Reflecting on time in Nanyuki July 30-Aug 3, and arrival in Gilgil, Aug 3.
Growing up next to the ocean, as well as spending the summers of my youth at the foot of one of the world’s greatest mountain ranges led to an attraction that still survives. Whenever I catch a glimpse of ocean, or magnificent mountains I get caught up. While I only spent a few days in Nanyuki, every opportunity I had to gaze at Mount Kenya I grasped.
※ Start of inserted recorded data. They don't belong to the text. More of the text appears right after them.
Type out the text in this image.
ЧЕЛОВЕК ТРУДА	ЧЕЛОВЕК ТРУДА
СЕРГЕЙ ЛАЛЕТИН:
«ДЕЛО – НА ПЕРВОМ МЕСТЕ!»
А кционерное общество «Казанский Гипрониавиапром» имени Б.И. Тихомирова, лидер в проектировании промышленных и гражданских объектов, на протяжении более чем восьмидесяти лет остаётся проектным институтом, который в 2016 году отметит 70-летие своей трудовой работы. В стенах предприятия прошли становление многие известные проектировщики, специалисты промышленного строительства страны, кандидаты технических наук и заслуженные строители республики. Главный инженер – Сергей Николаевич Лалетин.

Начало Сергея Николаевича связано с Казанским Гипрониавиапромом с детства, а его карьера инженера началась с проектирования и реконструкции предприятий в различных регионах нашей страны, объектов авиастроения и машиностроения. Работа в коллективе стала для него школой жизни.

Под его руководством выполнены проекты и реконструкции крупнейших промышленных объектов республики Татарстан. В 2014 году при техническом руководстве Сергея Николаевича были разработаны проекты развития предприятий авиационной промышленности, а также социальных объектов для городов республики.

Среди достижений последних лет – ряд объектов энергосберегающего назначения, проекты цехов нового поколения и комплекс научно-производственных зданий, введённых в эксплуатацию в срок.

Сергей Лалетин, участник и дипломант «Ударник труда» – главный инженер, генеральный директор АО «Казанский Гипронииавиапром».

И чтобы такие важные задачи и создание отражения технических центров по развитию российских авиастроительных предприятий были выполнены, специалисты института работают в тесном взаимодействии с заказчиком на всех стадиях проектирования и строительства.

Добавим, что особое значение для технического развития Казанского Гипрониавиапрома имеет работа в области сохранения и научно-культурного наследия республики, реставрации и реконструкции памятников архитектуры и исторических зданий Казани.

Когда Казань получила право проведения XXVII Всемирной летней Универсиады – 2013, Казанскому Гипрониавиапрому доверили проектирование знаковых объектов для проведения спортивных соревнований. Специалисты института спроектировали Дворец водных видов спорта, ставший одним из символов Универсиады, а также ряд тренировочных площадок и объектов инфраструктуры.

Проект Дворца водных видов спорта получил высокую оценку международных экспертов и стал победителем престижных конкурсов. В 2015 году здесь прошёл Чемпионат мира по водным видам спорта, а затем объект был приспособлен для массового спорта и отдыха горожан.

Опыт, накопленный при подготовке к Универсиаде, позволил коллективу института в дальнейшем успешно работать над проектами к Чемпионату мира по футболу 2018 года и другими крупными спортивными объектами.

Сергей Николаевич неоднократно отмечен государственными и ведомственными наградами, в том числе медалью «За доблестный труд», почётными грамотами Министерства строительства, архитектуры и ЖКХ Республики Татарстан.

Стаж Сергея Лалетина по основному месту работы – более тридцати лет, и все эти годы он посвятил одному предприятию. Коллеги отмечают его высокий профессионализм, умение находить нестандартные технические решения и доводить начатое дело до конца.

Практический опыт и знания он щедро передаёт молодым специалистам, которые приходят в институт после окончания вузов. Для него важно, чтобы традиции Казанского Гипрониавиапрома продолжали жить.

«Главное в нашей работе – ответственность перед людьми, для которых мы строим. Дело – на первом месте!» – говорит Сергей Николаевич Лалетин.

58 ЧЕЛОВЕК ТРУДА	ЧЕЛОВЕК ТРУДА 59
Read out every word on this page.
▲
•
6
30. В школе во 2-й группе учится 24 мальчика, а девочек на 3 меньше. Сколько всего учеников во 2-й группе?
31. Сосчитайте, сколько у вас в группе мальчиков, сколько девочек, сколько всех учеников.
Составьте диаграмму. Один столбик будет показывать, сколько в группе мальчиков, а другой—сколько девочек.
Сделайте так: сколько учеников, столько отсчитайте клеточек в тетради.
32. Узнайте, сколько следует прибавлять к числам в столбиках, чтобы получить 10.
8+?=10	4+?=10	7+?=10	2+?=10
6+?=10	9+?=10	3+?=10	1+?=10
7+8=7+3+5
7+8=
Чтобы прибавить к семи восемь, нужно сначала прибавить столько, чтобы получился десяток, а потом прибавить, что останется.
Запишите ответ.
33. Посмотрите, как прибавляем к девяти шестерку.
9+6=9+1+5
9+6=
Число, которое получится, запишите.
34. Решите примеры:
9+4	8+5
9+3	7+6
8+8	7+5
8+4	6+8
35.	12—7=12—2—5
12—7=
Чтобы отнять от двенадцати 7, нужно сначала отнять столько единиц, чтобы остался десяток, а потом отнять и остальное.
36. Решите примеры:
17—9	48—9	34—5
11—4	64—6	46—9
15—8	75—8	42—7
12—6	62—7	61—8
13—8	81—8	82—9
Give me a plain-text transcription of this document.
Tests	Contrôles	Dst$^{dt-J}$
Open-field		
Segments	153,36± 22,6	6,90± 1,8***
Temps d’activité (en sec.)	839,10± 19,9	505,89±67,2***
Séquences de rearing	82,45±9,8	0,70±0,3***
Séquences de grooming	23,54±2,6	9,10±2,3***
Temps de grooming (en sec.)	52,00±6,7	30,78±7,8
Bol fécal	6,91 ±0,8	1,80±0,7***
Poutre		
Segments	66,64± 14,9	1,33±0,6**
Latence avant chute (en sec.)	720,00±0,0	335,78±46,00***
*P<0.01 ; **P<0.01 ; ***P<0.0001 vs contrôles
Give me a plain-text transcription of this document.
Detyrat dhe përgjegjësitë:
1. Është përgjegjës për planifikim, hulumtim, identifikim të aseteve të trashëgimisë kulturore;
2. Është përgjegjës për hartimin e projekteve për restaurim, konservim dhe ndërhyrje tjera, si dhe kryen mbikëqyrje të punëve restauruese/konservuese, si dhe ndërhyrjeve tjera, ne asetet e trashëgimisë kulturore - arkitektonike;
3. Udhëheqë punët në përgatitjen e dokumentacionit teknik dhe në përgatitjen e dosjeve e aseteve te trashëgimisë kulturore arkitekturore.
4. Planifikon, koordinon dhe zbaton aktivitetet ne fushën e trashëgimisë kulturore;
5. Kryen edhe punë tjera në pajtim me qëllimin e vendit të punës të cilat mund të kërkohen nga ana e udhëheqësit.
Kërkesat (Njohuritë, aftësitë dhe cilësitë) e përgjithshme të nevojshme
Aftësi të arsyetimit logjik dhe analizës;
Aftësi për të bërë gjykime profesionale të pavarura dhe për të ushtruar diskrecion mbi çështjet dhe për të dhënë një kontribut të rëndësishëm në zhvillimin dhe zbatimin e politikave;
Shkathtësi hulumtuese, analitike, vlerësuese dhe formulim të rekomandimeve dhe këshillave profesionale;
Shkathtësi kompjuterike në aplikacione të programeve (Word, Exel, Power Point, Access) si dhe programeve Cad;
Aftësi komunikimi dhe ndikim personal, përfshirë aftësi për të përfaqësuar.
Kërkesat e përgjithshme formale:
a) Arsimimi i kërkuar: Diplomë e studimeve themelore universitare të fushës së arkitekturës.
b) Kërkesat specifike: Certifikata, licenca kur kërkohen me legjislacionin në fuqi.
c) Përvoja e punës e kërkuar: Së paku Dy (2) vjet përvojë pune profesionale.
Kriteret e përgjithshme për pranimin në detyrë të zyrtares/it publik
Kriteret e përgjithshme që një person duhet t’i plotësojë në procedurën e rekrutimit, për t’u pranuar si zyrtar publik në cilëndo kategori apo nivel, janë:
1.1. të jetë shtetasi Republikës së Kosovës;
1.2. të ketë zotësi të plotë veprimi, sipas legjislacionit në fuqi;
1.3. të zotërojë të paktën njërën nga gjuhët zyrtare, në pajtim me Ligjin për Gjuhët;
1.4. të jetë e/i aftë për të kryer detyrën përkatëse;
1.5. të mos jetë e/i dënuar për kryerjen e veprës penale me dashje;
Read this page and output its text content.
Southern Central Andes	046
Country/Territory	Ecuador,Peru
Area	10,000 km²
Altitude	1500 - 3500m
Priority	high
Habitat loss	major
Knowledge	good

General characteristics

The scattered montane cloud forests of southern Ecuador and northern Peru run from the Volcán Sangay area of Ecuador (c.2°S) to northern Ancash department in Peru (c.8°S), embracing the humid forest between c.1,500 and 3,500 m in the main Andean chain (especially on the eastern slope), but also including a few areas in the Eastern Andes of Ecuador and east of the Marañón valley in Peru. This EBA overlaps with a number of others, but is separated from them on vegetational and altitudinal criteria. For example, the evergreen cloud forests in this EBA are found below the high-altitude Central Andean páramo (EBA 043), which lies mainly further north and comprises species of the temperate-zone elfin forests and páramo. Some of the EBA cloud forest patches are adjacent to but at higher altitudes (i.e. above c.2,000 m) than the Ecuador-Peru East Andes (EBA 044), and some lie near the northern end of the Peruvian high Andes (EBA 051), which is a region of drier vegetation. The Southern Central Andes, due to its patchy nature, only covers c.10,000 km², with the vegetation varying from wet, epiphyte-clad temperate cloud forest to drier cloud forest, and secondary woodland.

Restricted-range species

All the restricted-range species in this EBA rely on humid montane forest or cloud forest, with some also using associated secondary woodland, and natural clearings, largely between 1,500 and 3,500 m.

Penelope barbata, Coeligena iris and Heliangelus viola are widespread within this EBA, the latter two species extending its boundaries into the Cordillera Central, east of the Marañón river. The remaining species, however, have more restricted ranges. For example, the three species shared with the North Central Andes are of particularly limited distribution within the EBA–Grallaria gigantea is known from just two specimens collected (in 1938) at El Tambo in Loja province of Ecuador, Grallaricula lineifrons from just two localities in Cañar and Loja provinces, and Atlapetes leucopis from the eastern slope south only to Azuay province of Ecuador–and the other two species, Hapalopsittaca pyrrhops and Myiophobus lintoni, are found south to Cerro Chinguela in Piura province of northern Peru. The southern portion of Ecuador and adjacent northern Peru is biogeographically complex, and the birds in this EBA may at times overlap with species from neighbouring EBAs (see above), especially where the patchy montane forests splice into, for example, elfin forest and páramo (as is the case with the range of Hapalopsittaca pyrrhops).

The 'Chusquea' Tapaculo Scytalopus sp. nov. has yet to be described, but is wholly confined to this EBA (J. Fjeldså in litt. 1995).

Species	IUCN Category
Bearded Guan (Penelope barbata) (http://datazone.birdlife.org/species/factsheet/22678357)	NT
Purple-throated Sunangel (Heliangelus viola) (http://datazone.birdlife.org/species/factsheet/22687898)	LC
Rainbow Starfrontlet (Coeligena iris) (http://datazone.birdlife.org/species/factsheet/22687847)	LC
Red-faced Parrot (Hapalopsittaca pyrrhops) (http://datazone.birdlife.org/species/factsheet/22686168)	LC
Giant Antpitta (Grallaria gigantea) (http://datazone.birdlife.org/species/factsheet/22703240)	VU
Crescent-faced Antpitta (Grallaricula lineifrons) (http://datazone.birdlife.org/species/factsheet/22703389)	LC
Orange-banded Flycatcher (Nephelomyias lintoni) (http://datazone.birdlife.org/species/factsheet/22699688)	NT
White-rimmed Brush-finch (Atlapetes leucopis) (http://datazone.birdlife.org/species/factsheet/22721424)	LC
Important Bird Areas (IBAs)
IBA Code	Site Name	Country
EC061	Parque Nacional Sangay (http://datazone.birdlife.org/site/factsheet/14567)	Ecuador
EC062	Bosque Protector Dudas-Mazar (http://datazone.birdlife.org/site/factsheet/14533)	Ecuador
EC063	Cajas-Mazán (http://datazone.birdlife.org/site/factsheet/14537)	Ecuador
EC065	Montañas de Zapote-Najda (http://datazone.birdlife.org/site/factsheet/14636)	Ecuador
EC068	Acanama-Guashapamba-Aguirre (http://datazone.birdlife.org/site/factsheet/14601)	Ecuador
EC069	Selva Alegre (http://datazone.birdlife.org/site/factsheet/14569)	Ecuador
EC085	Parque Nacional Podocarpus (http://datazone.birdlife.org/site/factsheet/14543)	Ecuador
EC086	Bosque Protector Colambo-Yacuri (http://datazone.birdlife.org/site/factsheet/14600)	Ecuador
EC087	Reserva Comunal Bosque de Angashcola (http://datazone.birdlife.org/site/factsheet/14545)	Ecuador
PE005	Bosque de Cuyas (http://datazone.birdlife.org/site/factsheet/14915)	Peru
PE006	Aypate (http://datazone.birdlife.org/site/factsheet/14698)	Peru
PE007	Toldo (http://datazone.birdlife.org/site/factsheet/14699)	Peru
During tea breaks in our Train the Trainer sessions I would steal away for a few moments to look out across a corn field, and hope that the clouds would break for an unobstructed view.
No television monitor, no touch screen, no wifi, no smart phone, and something my camera could not properly capture, yet it kept me fully occupied.
During my experiences in Kenya last year I was taken with its diversity. I have been fortunate on this second sojourn to have been exposed to new places, and meet new people, and to have been exposed to an even greater diversity – a true strength of Kenya. Seeing Mount Kenya also reminded me of the diversity of British Columbia, and how much I cherish my time in the mountains there. Thus, while I have been having fantastic experiences, it was in Nanyuki that I felt a twinge of longing for some serious physical activity at a bit of altitude. So, one adventure leads one’s mind to thinking of future adventures. That is probably the sign of a good adventure – at least I will take it as such.
We left Nanyuki on August 3rd and travelled through an incredibly different terrain than that around Mount Kenya. Drier, grass landscapes, and single trees spotted a view that had it’s own unquestionable qualities of beauty. We returned to where I spent most of my time last year, Gilgil. The peaks and ridges of this region are impressive in their own right. While the time with new friends in Nanyuki was all too quick, it was fantastic to reconnect with old friends in Gilgil. It was an intense opening three days with the trainers in Gilgil. There was much discussion and debate, and very little electricity. I wholeheartedly valued the working time, and the reflection time. The time indoors also made me look forward with intensity to some serious time outside, and perhaps in the mountains before too long.